PECCIOLI – In attesa di indicazioni chiare da parte del Governo su modi e tempi di riapertura delle scuole a settembre prossimo, questa amministrazione comunale, come anticipato nei mesi scorsi con lettera al Dirigente e al Consiglio dell’Istituto Comprensivo “Fra’ Domenico da Peccioli”, ritiene che la didattica a distanza può rappresentare sì una soluzione in una situazione di emergenza e un supporto da perfezionare nel ritorno alla normalità, ma non può assolutamente essere la preferenziale modalità di insegnamento da percorrere.

Siamo infatti convinti che il prossimo anno scolastico deve ripartire puntando all’insegnamento in presenza, a maggior ragione per le scuole elementari e medie che ospitano ragazzi in un’età formativa che necessita partecipazione e relazione.

Come promesso, quindi, ci siamo attrezzati per essere pronti ad un ritorno in aula realizzando interventi di adeguamento e adattamento degli edifici scolastici per contenere i rischi da Covid-19.
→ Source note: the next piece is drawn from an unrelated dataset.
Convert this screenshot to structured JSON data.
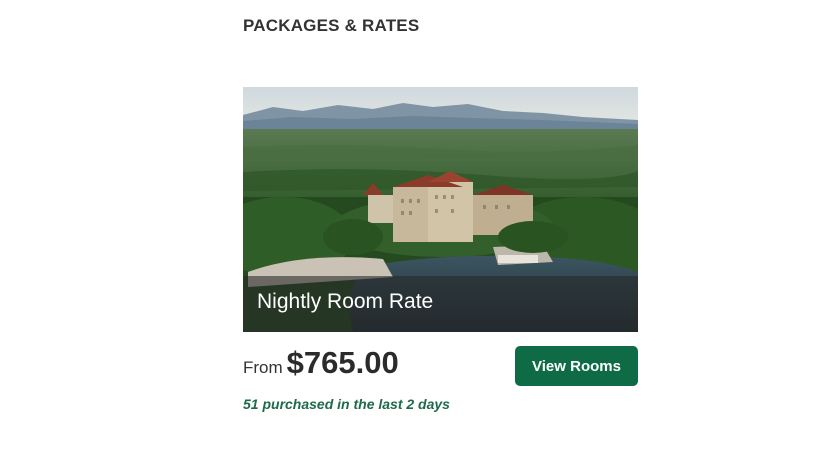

In particolare, tenendo conto del distanziamento minimo di un metro e del recupero di eventuali spazi esistenti, abbiamo pensato di ampliare gli immobili scolastici con l’acquisto di un modulo prefabbricato (m 6,00×10,40×3,90h) per ospitare la classe più numerosa e dotare le aule con apparecchiature di ricambio di aria meccanizzato con recuperatore di calore per un totale di 46 macchine. Quest’ultimo intervento è sicuramente il più importante in quanto permette di avere ambienti sempre ossigenati e areati, condizione essenziale per combattere il virus, oltre a controllare i livelli di temperatura e di umidità per locali più salutari.

Stiamo lavorando inoltre alla riorganizzazione del trasporto scolastico, che è l’altra condizione indispensabile per garantire la ripresa delle lezioni in presenza.

Tuttavia è importante che la scuola, attraverso il Ministero dell’Istruzione, prenda provvedimenti per garantire la vigilanza all’interno delle aule per un tempo più lungo di quello abituale.

Questi interventi dovrebbero bastare per mantenere l’attività scolastica all’interno degli attuali edifici, comunque di fronte ad una eventuale ripresa della virulenza del Covid-19, ad oggi imprevedibile, avremmo già individuato altri spazi in immobili diversi da quelli delle scuole.